Książka ściągnięta z serwisu

Www.Eksiazki.Org


Arkadij Strugacki

Borys Strugacki

 

Ekspedycja do piekła

 

Tłumaczyła Walentyna Trzcińska

 

 


Pościg w kosmosie

 

1.

 

Na brzegu oceanu, ongiś lodowatego, a obecnie i po wsze czasy ciepłego, żyli sobie trzej serdeczni przyjaciele: mistrz, sportowiec i uczony. Przez pamięć o słynnych muszkieterach będziemy ich nazywać Atosem, Portosem i Aramisem, jako że, po pierwsze, ich prawdziwe imiona nie mają większego znaczenia, a po drugie - ponieważ tak właśnie zawsze ich nazywano, byli bowiem nierozłączni, gotowi pójść jeden za drugiego w ogień, a swoją przyjaźń cenili ponad wszystko.
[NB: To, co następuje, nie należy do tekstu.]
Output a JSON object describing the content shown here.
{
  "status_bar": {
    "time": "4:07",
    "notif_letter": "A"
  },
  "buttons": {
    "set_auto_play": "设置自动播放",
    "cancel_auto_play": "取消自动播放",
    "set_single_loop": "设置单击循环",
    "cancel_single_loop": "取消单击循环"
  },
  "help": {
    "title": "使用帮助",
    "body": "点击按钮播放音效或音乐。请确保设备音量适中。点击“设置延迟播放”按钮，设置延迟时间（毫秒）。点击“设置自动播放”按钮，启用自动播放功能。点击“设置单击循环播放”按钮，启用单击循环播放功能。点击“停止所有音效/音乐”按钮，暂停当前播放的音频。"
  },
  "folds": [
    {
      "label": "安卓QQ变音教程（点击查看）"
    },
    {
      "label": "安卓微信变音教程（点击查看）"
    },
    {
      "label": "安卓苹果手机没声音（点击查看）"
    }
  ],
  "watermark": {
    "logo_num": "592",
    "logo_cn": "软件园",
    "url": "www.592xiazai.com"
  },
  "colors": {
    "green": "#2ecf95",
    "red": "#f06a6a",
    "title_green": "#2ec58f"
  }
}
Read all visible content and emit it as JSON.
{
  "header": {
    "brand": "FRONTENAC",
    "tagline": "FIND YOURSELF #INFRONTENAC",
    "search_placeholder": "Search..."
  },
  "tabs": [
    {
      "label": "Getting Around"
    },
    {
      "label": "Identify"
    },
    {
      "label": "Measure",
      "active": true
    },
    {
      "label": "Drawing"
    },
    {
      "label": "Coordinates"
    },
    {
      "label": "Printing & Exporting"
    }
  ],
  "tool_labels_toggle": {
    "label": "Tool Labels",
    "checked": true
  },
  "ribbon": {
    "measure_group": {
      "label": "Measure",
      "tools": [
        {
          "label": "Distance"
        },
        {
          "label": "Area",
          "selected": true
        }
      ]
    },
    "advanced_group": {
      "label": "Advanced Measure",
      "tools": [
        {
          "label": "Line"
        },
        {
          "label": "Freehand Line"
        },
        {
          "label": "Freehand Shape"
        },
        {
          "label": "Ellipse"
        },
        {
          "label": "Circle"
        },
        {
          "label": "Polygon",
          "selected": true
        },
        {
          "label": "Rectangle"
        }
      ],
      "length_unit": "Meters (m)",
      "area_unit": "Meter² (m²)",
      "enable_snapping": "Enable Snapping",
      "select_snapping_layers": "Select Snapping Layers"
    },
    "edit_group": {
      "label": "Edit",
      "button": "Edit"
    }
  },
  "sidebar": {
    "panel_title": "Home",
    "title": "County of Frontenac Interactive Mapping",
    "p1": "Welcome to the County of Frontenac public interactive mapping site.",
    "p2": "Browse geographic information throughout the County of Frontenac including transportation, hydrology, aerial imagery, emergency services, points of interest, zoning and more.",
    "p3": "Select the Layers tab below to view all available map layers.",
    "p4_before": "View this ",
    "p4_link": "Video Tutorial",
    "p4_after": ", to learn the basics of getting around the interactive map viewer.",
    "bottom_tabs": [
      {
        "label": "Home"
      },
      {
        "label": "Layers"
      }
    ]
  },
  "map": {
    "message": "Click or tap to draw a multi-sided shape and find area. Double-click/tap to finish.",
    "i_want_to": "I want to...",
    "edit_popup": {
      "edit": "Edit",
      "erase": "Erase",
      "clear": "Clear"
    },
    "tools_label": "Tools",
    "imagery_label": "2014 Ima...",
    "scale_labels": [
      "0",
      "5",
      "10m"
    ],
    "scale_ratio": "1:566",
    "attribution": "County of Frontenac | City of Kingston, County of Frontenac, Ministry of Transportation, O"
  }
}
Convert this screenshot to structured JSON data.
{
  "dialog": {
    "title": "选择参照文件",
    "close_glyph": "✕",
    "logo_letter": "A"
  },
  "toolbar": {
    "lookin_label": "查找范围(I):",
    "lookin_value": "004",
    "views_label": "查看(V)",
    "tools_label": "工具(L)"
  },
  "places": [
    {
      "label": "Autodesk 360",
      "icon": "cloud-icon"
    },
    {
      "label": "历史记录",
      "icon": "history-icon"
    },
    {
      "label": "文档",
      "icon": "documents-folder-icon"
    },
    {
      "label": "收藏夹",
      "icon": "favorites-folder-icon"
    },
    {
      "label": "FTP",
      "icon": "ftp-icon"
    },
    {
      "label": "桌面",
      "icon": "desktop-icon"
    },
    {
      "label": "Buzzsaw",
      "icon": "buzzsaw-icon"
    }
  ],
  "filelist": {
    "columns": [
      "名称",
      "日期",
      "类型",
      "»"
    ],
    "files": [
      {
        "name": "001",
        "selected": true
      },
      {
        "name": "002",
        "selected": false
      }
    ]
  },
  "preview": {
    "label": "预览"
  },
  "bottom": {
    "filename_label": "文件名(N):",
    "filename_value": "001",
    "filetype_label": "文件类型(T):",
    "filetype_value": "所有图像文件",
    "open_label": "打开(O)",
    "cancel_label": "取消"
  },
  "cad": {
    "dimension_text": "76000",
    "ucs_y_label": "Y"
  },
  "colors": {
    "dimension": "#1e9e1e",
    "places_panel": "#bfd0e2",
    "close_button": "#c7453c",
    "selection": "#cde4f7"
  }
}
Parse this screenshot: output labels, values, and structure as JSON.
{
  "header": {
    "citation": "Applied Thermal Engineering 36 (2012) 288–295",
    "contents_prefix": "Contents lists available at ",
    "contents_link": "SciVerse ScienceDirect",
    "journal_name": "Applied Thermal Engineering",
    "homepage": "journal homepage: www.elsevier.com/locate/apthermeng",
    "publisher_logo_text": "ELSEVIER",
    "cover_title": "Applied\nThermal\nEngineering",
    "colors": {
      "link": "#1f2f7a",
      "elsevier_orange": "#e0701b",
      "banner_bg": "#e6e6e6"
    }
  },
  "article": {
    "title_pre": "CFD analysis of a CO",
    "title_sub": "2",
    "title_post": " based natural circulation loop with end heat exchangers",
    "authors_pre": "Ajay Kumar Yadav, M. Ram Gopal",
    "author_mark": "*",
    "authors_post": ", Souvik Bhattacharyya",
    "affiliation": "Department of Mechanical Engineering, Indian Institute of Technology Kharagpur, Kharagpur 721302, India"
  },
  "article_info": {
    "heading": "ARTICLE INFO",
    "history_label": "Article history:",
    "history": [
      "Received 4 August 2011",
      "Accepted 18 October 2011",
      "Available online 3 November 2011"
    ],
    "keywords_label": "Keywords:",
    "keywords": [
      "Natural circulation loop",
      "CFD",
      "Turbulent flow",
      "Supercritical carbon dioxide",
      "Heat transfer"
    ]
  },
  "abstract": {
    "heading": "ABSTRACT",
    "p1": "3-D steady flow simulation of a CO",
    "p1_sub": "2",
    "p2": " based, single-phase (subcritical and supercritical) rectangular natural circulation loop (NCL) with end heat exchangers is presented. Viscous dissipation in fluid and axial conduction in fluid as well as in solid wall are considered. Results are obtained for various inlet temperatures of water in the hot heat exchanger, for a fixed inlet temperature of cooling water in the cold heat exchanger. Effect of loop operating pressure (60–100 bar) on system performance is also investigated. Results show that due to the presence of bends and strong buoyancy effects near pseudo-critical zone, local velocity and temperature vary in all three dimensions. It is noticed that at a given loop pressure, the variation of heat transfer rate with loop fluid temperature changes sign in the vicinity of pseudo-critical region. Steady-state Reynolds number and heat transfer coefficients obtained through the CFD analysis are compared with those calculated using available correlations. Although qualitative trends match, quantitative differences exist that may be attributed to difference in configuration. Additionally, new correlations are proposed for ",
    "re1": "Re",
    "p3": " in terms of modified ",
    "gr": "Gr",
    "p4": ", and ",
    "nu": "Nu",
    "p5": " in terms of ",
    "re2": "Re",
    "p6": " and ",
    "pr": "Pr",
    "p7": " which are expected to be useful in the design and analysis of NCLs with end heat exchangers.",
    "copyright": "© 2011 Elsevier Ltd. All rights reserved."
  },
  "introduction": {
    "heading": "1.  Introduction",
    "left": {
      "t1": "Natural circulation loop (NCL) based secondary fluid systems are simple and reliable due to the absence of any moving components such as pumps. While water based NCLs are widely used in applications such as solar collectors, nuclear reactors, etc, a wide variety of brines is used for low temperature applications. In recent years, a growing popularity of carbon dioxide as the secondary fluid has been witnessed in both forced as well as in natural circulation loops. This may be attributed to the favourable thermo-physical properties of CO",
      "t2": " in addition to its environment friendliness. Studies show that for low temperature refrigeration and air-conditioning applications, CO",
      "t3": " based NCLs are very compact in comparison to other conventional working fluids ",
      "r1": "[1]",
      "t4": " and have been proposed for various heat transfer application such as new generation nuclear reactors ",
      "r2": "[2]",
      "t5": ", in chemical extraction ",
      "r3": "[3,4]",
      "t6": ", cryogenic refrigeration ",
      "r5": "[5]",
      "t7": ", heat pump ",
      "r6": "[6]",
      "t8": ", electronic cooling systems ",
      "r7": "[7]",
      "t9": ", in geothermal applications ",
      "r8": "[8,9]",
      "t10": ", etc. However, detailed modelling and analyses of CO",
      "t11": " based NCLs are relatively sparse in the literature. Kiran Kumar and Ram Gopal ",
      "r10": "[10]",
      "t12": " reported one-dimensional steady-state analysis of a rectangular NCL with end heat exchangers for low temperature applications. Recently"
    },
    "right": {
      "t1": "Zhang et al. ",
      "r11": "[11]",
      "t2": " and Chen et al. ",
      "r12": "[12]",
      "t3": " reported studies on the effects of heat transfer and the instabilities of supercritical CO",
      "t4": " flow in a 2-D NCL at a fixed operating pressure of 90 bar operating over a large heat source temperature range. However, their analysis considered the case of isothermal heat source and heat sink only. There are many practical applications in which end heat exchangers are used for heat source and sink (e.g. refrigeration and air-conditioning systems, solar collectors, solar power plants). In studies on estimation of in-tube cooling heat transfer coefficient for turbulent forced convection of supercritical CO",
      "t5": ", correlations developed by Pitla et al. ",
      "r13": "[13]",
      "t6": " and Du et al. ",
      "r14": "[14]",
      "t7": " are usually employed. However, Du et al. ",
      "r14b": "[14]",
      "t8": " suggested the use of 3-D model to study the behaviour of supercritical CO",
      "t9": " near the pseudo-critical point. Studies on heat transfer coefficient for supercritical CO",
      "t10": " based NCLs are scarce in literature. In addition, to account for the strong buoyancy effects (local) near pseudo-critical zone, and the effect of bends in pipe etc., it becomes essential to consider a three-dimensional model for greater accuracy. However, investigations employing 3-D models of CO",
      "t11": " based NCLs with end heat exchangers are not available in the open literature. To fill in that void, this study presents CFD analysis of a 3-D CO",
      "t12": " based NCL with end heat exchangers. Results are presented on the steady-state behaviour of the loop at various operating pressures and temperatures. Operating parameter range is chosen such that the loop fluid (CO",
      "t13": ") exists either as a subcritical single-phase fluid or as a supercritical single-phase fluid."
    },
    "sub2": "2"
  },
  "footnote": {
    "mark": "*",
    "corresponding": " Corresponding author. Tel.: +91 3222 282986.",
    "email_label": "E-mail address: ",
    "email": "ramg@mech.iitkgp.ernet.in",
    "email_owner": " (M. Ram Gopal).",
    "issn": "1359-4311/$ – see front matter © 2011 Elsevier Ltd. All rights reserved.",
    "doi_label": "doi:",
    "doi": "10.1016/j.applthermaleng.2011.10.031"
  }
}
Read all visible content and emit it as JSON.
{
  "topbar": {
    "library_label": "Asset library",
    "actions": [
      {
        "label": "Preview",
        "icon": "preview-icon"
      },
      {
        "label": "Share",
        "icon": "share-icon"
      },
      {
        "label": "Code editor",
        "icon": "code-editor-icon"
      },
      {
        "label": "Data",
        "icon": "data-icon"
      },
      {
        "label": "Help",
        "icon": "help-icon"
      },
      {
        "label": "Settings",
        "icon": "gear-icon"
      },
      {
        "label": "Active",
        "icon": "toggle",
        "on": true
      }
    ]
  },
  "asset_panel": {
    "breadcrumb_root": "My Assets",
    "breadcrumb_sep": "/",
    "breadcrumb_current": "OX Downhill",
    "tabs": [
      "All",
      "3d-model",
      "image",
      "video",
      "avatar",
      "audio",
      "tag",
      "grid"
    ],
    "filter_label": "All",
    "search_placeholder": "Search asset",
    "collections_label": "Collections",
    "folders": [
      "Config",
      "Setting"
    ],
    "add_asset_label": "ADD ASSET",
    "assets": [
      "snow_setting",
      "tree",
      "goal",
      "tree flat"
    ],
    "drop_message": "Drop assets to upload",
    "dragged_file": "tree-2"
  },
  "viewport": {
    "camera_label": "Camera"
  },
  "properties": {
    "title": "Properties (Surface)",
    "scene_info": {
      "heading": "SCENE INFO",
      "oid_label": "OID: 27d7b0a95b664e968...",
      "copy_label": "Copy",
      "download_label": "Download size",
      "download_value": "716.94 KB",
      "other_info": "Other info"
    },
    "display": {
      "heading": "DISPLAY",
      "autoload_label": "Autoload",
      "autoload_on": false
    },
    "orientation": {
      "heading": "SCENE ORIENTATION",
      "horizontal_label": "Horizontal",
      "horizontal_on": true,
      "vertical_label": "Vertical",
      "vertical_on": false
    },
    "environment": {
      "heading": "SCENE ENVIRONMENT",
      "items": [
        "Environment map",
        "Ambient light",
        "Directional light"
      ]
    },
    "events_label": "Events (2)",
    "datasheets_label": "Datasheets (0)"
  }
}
I jeśli ktokolwiek z ich znajomych mówił: „Nasi muszkieterowie znów się wczoraj popisali - wszyscy rozumieli od razu o kim mowa i pytali bez zbędnych słów: A cóż znowu zbroili tym razem?. Nasi bohaterowie dość się przy tym wszystkim różnili charakterami, co zresztą nie dziwi, jeśli wziąć pod uwagę ich profesje. Wszak wszystkim wiadomo, że na naszej planecie mistrzowie zajmują się tworzeniem nieopisanie pięknych dzieł sztuki i konstruowaniem niesłychanie potężnych urządzeń; sportowcy rozwijają wspaniałe możliwości ludzkich organizmów i doprowadzają do doskonałości urodę człowieczego ciała; a uczeni - cóż, są właśnie uczonymi: wymyślają wyprawy do najgłębszych źródeł wiedzy i planują czarodziejskie przemiany żywej materii. Dlatego uczeni, sportowcy i mistrzowie zawsze trochę się będą między sobą różnić, dopóki jakiś geniusz nie połączy w jedno pracowni, stadionu i laboratorium.

Jednakże jeśli chodzi o spędzanie wolnego czasu, gusty naszych przyjaciół były mniej więcej jednakowe i nierzadko przyczyniały trosk otoczeniu. A to wypływali daleko w morze, podkradali się do drzemiącego w pełnym słońcu na leniwej fali podstarzałego kaszalota i, pokrzykując, zaczynali go znienacka łaskotać, aż nieszczęśnik z rykiem i parskaniem uciekał poskarżyć się podwodnym pasterzom. A to tuż przed nocą zaczynali przy wtórze gitary uczyć się nowej lirycznej piosenki, a ponieważ Portos miał potężny bas i praktycznie ani odrobiny muzycznego słuchu, podobne lekcje niezmiennie wprawiały w stan niezwykłego podniecenia zaskoczonych w promieniu kilkuset metrów ludzi, zwierzęta, ptaki i roboty. A raz potajemnie skonstruowali niecne urządzenie, które grając na czarnej fujarce przemaszerowało w biały dzień centralną ulicą i wszystkie roboty-niańki, roboty-dozorcy i roboty-ogrodnicy w osadzie porzuciły swe zajęcia, ruszyły za nim w step i wróciły dopiero po tygodniu. Jednym słowem z naszych bohaterów były niezłe urwisy i chociaż podobne wybryki bardzo się podobały wielu ich znajomym, to wszyscy dokoła wzdychali z ulgą, gdy nierozłącznych muszkieterów nachodziła cicha zaduma i wszyscy trzej całymi godzinami wylegiwali się w cieniu na trawce, zatopieni w starożytnych książkach o wielkich rewolucjach i tytanicznych walkach narodów o wolność i niepodległość. (Nie, muszkieterowie byli mimo wszystko ludźmi bardzo odmiennymi. Pewnego razu zadano każdemu z nich jedno i to samo pytanie: „Co cię interesuje najbardziej, jeśli masz przed sobą jakiś cel? Mistrz Atos wzruszył ramionami i niedbale odparł: Chyba szukać środków do osiągnięcia tego celu. Sportowiec Portos wykrzyknął, nie namyślając się: Oczywiście, bez względu na wszystko, cel osiągnąć! A uczony Aramis rzekł swoim zwykłym, cichym głosem: Prawdopodobnie dowiedzieć się, co będzie, gdy cel osiągnę. Być może właśnie dlatego byli przyjaciółmi?)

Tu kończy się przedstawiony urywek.